Missing metadata key in results?

Good afternoon from the Philippines. I’m pretty new to Pinecone. When i run this code it seems that the metadata, ‘text’ is missing

# Embed and index dataset
batch_size = 100

for i in tqdm(range(0, len(data), batch_size)):
    i_end = min(len(data), i+batch_size)
    batch = data.iloc[i:i_end]
    ids = [f"{x['doi']}-{x['chunk-id']}" for _, x in batch.iterrows()]
    texts = [x['chunk'] for _, x in batch.iterrows()]
    embeds = embed_model.embed_documents(texts)
    metadata = [{'text': x['chunk'], 'source': x['source'], 'title': x['title']} for _, x in batch.iterrows()]
    index.upsert(vectors=zip(ids, embeds, metadata))

text_field = "text"

# Initialize vector store
vectorstore = PineconeVectorStore(index, embed_model, text_field)

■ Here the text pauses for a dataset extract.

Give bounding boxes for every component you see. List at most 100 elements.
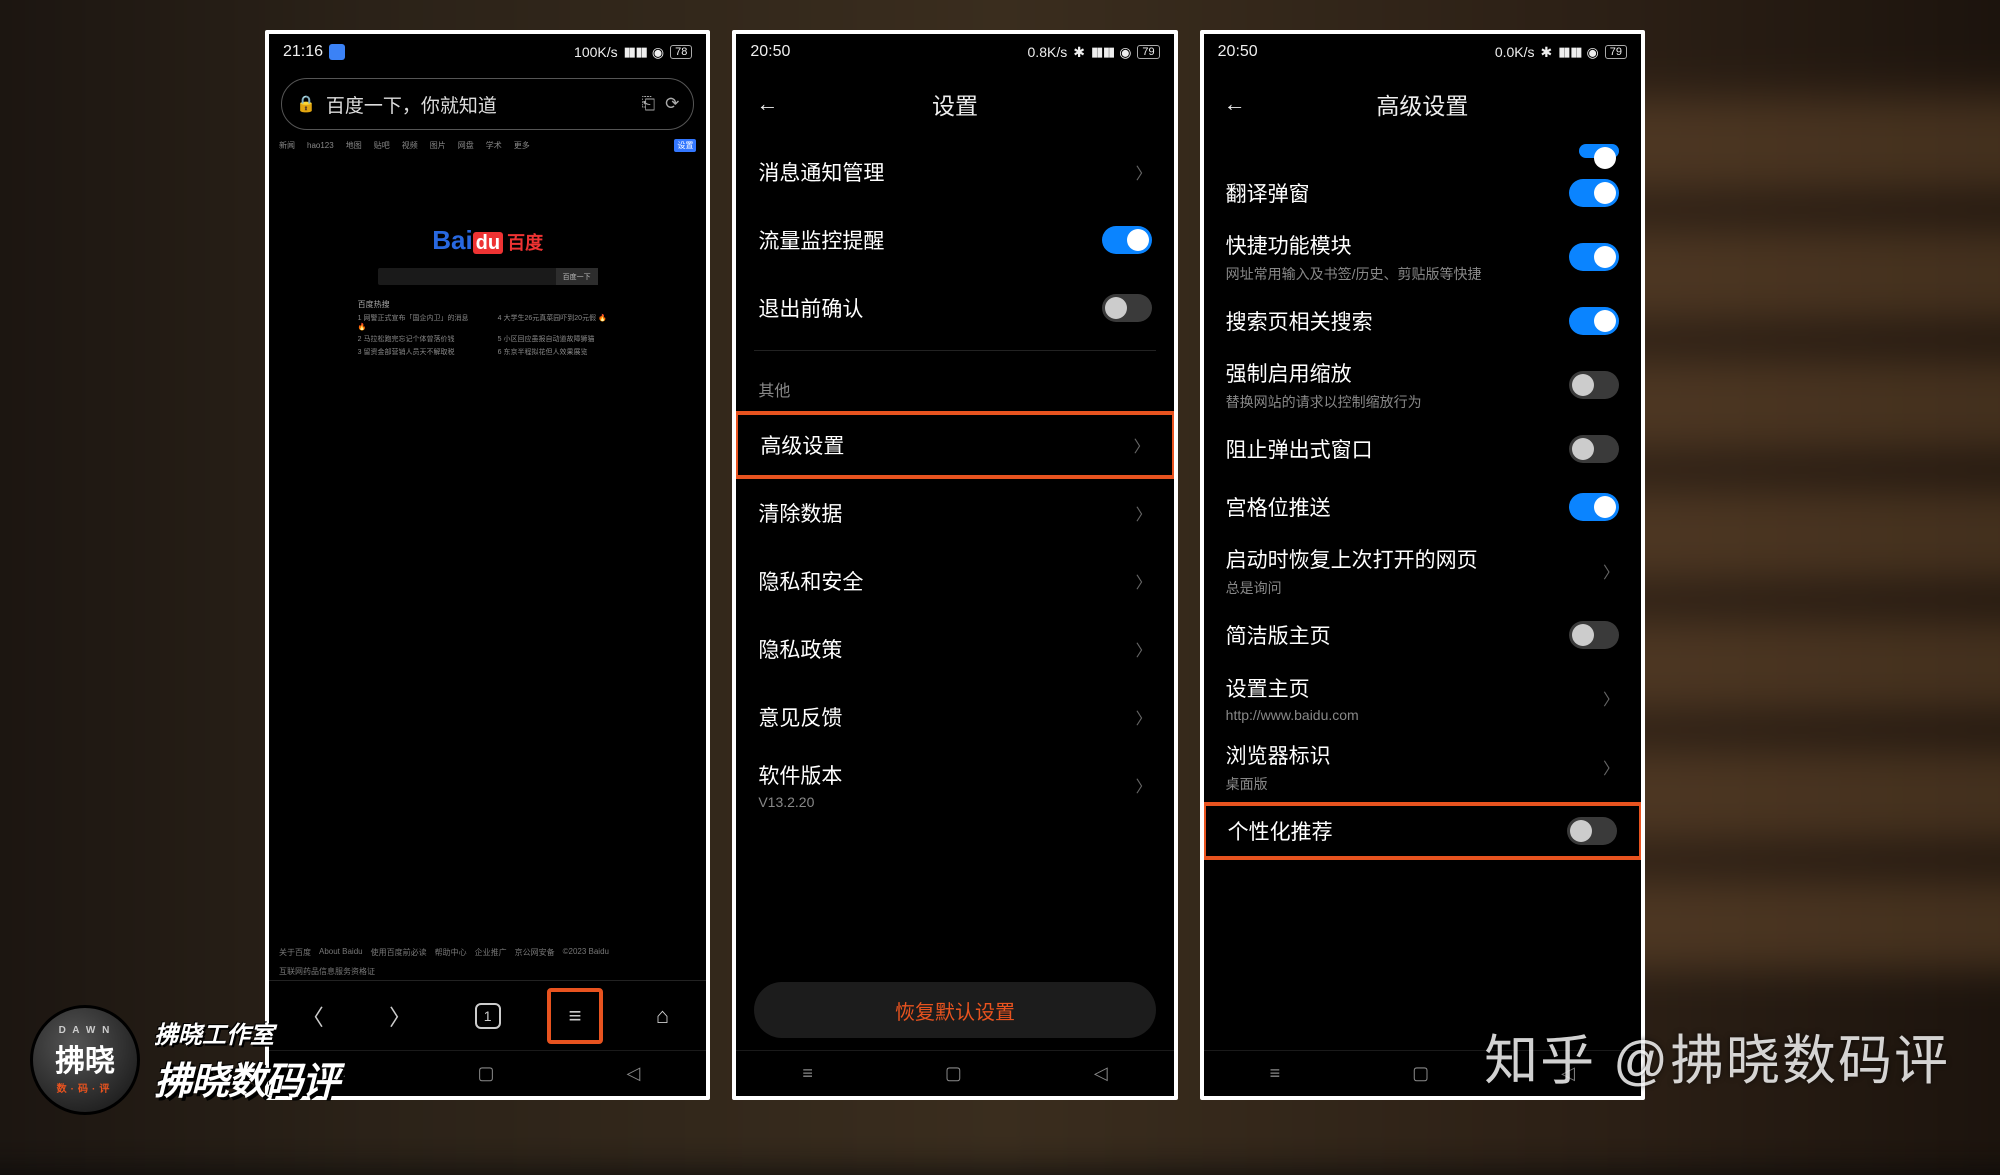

# Define function to augment prompt with context
def augment_prompt(query: str):
    results = vectorstore.similarity_search(query, k=3)
    for result in results:
        print("Available keys in metadata:", result.metadata)
    source_knowledge = "\n".join([x.metadata.get('text', 'No text available in metadata') for x in results])
    augmented_prompt = f"""Using the contexts below, answer the query.

    Contexts:
    {source_knowledge}

    Query: {query}"""
    return augmented_prompt

It returns these results
Available keys in metadata: dict_keys([‘source’, ‘title’])
Available keys in metadata: dict_keys([‘source’, ‘title’])
Available keys in metadata: dict_keys([‘source’, ‘title’])

In my vector db, i’ve already upserted the text, source, and title with no issue. It’s just when i retrieve the metadata that there happens to be an issue. I’m trying to build a chatbot if it’s any relevant.

1 Like

Having a similar issue. I’m keep receiving results that say that ‘text’ fields doesn’t exist in the dictionary of the query result. This only happens in the last iteration of the dictionary.

This is the error that I get when I try to create a list comprehension of just ‘text’ fields of the metadata:

PineconeApiAttributeError: ScoredVector has no attribute 'text' at ['['received_data', 'matches', 9]']['text']

I have no idea where ‘received_data’ came from.

This is the structure of my query results. I have 10 of these dictionaries inside the list.:

{'id': '82f2.........980c',
              'metadata': {'filename': 'abc.pdf',
                           'page_number': 120,
                           'text': 'Hello there'
              }
}

I ran following code for debugging:

for i, entry in enumerate(query_results['matches']):
    has_metadata = 'metadata' in entry
    has_text = has_metadata and 'text' in entry['metadata']
    print(f"Index {i}: has_metadata={has_metadata}, has_text={has_text}")

And got the following results:

Index 0: has_metadata=True, has_text=True
Index 1: has_metadata=True, has_text=True
Index 2: has_metadata=True, has_text=True
Index 3: has_metadata=True, has_text=True
Index 4: has_metadata=True, has_text=True
Index 5: has_metadata=True, has_text=True
Index 6: has_metadata=True, has_text=True
Index 7: has_metadata=True, has_text=True
Index 8: has_metadata=True, has_text=True
Index 9: has_metadata=True, has_text=False

It shows that only the last iteration doesn’t have ‘text’ field for some reason. But I manually checked the query result and that chunk does have ‘text’ metadata field.

Another thing I tried is when I do len(query_results), it shows 10. But when I do a for loop and iterate over query_results, it only prints the top 9. It’s almost as if the last one doesn’t even exist.

Does anyone have any idea why this is happening or how to resolve it?